How to initialize word-embeddings for Out of Vocabulary Word?


I am trying to use CoNLL-2003 NER (English) Dataset and I am trying to utilize pretrained embeddings for it. I am using SENNA pretrained embeddings. Now I have around 20k words in my vocabulary and out of this I have embedding available for only 9.5k words.
My current approach is to initialize an array of 20k X embedding_size with zeros and initialize the 9.5k words whose embeddings is known to me and make all the embeddings learn-able.

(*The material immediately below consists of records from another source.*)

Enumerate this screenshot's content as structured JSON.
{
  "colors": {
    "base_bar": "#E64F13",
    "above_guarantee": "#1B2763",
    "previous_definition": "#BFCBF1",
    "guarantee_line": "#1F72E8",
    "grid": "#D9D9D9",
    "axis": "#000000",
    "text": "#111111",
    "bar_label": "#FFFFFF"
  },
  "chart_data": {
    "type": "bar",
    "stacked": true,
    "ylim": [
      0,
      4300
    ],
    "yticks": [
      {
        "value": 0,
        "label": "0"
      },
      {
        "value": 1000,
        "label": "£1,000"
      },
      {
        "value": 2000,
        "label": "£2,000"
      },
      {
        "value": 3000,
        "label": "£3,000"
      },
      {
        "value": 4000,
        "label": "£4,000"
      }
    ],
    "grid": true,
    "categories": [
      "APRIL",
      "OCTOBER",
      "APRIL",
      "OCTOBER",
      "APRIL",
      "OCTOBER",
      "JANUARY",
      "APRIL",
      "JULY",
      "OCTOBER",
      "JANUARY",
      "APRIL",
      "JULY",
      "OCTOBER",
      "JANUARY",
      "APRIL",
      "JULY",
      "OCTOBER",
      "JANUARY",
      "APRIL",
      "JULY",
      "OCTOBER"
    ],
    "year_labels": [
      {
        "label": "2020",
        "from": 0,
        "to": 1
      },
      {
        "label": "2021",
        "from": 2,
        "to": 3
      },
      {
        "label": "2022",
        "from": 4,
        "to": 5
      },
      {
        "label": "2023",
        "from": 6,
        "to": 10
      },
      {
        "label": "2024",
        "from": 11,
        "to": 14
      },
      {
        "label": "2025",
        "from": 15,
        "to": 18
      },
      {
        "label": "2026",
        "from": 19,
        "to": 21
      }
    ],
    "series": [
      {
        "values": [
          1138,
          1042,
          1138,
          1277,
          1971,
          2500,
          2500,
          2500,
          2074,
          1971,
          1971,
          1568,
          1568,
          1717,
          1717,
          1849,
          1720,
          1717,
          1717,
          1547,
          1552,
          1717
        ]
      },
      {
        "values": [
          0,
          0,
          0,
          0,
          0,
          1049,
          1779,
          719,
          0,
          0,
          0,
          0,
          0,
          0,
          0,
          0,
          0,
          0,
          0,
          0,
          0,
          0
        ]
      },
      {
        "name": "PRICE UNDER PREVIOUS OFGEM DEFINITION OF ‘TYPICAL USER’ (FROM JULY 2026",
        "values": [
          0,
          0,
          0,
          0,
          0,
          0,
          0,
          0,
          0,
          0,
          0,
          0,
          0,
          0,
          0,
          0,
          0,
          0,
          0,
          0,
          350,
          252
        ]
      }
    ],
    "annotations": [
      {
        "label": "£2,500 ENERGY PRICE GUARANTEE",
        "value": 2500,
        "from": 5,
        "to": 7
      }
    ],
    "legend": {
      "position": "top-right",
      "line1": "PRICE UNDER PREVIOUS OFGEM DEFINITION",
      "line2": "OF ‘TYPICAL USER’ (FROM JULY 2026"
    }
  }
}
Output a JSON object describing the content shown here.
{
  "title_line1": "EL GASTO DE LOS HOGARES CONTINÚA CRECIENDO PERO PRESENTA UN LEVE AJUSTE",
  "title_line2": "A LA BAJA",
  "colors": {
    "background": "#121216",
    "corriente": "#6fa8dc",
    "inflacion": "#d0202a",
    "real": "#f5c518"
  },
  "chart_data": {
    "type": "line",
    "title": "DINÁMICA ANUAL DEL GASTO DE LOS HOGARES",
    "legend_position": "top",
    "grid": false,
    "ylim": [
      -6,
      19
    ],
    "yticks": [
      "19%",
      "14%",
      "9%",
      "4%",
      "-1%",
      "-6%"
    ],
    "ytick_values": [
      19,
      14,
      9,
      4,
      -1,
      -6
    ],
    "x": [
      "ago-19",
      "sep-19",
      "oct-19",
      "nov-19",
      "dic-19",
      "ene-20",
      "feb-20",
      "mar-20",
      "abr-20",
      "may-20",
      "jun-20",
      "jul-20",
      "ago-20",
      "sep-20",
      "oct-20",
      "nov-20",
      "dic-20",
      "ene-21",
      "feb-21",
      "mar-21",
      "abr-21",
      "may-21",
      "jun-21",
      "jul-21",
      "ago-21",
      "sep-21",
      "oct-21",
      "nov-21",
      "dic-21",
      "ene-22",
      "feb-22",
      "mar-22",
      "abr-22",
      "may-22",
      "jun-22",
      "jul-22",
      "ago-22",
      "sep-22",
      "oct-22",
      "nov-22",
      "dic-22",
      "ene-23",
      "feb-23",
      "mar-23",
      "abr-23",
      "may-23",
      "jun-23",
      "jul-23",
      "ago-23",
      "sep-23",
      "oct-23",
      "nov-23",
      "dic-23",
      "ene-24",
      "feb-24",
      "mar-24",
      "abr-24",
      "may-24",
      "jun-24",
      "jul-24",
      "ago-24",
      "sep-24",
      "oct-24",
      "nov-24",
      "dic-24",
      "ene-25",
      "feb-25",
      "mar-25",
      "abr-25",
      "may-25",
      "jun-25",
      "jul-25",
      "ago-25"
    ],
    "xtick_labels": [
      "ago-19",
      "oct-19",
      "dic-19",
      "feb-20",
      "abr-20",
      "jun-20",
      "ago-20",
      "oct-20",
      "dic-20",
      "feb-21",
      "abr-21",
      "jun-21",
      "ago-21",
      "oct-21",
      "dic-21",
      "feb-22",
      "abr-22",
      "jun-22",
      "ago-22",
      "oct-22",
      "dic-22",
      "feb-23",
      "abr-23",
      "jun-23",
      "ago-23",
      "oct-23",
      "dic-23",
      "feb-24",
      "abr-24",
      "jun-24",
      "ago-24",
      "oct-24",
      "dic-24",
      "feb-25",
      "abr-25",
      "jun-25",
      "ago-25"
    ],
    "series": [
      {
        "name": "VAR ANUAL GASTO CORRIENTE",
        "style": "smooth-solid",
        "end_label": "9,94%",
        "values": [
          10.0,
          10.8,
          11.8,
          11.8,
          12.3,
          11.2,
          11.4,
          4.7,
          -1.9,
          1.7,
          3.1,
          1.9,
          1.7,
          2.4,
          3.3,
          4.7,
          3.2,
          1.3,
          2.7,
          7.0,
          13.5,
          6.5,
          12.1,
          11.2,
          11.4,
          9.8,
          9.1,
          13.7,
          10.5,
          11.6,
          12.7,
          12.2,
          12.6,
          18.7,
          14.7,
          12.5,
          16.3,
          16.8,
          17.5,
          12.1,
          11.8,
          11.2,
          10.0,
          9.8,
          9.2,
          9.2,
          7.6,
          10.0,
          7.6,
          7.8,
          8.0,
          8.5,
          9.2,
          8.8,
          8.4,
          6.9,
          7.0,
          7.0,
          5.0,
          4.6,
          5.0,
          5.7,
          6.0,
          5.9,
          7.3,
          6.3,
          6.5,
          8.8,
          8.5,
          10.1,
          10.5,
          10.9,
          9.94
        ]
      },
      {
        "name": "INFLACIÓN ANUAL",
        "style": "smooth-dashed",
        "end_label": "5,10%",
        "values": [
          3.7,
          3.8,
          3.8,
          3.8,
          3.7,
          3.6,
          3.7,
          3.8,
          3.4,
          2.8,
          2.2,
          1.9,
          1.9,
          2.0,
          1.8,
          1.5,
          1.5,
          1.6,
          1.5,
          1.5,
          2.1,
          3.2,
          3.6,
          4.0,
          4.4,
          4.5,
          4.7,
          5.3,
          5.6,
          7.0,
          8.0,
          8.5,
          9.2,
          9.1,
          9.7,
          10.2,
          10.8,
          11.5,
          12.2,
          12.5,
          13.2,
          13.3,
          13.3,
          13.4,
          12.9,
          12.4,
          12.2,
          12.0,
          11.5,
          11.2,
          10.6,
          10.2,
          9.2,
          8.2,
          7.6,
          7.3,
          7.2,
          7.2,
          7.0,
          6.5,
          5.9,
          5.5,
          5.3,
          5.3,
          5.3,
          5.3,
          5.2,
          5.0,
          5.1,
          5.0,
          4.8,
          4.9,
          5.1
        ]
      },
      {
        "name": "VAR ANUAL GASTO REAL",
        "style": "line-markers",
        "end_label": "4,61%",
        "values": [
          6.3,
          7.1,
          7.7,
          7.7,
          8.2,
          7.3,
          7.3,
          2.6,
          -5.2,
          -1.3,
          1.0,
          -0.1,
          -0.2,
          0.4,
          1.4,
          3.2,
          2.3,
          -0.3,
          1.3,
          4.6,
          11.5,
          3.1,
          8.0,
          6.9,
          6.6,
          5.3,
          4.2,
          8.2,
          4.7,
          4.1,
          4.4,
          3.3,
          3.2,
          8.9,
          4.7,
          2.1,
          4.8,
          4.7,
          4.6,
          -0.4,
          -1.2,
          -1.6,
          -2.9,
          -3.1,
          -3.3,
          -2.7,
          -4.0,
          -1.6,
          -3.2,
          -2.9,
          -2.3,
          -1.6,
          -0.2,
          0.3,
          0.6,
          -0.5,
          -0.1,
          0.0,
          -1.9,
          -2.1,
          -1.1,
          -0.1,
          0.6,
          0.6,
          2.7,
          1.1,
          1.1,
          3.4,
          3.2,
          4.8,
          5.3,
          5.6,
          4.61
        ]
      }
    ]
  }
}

My question is what is the best way to do this? Any reference to such research will be very helpful?


Solution

  • I would suggest three ways to tackle this problem, each with different strengths:

    • Instead of using the SENNA embeddings, try using FastText embeddings. The advantage here is that they can infer embeddings for OOV words using character n-grams. For the exact methodology used, check the associated paper. Gensim has implemented all the functionality needed. This will greatly reduce the problem, and you can further fine-tune the induced embeddings as you describe. The inconvenience is that you have to change from Senna to FastText.
    • Try using morphological or sementic similarity to initialize the OOV words. For morphological, I mean using a distance like Levenshtein to select an embedding. For an OOV word like apple, choose the closest (according to Levenshtein distance) word that you have an embeddings for, e.g., apples. In my experience, this can work remarkably well. On the other hand, semantic similarity would suggest using for instance synonyms, obtained from resources like WordNet or even averaging the embeddings of words that the OOV frequently co-occurs with.
    • After having reduced the sparsity with the ways described above, then proceed with or random initialization that is discussed in other responses.